Since leaving Fox News in late 2019, and joining CNBC several months later, Shepard Smith has been incredibly diplomatic when it came to discussing the conservative news network that served as his home for nearly a quarter of a century. But his reluctance to speak out against Fox just ran into a formidable obstacle: Christiane Amanpour.
During an interview set to air Tuesday night on PBS, Smith delivered his harshest criticism yet of his former employer under relentless questioning from the host.
Smith, who anchored one of the few truly “straight news” programs on Fox’s schedule, explained that he stayed with the network so long because he felt a sense of responsibility to counter the “mis- or disinformation” that viewers were getting at most other hours of the day.
Knowing that if he left he would likely be replaced with yet another opinion host, Smith said he felt it would be “selfish” for him to “abandon” his viewers and “stuck with it” for as long as he could. “And at some point, I realized I’ve reached a point of diminishing returns and I left,” he said.
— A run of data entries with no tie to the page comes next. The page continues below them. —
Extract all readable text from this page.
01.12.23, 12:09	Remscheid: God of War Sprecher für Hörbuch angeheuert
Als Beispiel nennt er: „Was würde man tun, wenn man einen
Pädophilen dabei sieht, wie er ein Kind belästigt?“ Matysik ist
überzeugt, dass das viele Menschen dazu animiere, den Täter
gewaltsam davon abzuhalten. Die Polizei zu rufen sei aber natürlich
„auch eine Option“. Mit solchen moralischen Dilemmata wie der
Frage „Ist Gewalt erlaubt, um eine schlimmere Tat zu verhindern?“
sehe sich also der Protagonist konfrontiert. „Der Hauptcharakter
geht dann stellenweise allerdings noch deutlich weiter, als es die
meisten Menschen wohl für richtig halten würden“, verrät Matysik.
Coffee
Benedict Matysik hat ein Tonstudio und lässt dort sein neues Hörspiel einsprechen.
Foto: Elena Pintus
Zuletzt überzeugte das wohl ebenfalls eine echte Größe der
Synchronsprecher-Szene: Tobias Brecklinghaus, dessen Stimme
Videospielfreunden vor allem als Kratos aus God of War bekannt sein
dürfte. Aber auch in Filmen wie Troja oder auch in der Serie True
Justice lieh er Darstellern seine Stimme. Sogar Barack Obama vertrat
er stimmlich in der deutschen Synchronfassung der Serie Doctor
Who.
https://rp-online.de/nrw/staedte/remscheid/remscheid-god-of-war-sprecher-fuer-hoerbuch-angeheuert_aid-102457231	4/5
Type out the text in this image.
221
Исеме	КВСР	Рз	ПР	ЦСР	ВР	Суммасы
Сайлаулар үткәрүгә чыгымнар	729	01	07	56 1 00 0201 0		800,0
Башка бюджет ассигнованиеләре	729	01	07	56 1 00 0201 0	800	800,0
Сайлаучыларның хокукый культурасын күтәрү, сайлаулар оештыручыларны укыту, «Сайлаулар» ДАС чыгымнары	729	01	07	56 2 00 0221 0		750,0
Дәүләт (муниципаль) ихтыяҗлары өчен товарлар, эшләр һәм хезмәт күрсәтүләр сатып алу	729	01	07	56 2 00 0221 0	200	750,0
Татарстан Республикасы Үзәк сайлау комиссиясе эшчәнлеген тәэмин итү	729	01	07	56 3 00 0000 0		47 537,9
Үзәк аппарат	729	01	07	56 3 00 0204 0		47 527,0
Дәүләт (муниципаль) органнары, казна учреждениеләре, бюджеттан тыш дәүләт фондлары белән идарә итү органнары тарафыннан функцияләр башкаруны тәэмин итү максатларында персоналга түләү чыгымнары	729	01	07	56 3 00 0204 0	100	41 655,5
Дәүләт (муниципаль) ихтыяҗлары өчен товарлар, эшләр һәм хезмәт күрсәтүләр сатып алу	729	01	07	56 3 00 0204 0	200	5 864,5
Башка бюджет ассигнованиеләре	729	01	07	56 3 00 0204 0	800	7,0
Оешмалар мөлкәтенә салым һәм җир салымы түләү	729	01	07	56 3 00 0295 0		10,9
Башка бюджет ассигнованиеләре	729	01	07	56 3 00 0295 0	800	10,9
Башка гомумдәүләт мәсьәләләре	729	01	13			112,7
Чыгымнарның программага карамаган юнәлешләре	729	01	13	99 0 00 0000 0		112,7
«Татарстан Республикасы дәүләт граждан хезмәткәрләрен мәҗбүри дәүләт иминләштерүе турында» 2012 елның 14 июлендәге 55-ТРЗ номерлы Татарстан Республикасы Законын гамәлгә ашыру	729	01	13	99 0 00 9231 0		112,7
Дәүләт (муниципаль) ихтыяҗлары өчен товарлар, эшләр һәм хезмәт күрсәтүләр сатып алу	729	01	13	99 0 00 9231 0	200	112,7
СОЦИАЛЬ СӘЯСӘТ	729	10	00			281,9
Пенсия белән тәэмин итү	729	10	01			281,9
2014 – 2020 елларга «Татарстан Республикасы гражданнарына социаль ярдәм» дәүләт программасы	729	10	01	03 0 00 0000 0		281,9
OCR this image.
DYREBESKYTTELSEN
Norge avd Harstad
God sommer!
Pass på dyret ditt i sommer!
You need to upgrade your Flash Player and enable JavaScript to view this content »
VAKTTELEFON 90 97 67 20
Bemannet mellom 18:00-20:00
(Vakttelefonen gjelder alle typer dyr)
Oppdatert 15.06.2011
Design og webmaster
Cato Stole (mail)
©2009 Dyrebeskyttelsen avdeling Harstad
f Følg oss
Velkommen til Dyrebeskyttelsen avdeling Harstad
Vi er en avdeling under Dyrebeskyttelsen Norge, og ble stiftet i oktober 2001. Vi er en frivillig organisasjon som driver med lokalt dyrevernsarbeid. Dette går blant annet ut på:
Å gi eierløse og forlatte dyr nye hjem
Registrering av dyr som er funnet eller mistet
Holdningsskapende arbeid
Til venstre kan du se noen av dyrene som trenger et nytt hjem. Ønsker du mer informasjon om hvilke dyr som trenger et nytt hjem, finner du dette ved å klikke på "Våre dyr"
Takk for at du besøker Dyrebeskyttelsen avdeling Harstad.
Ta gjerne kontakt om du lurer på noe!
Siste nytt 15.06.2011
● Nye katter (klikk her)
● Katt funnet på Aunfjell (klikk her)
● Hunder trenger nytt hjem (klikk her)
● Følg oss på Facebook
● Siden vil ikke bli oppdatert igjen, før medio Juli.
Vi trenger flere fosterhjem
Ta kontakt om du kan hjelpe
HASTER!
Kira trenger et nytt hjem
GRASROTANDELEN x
His departure followed months of public clashes with colleagues like Sean Hannity, who called him “so anti-Trump” on his radio show and “clueless” on Twitter and Tucker Carlson, who openly mocked Smith on his primetime show for defending their mutual colleague Judge Andrew Napolitano.
When Smith said he was “proud” of the journalistic work he was able to put out at Fox, Amanpour pushed back by pointing to the news that his former 7 p.m. time slot is about to become yet another opinion-focused show, just as he had feared. “You can be proud of you did,” she said, but now that he’s at CNBC she wanted to know if he accepts the notion that Fox News “perpetuated so many of the divisions, the lies, the conspiracies,” becoming essentially “the propaganda arm of the Republican Party.”
“I feel the same way about that now that I did then,” Smith replied, admitting that his goal was to “keep the blinders on” and try to deliver real news to his viewers. He said people can “opine” as much as they want to, “but if you’re going to opine, begin with the truth and opine from there.”
“And it’s the deviation from that that’s caused me the greatest concern,” he continued. “And I believe that when people begin with a false premise and lead people astray, that’s injurious to society. And it’s the antithesis of what we should be doing. Those of us who are so honored and grateful to have a platform of influence have to use it for the public good.”
Then, without naming any specific names, Smith added, “I slept very well. I don’t know how some people sleep at night. Because I know there are a lot of people who propagated the lies and have pushed them forward over and over again, who are smart enough and educated enough to know better.”
Smith concluded by saying that he hopes “at some point, those who have done us harm as a nation and, I might even add as a world, will look around and realize what they’re done.”
“But I’m not holding my breath,” he added.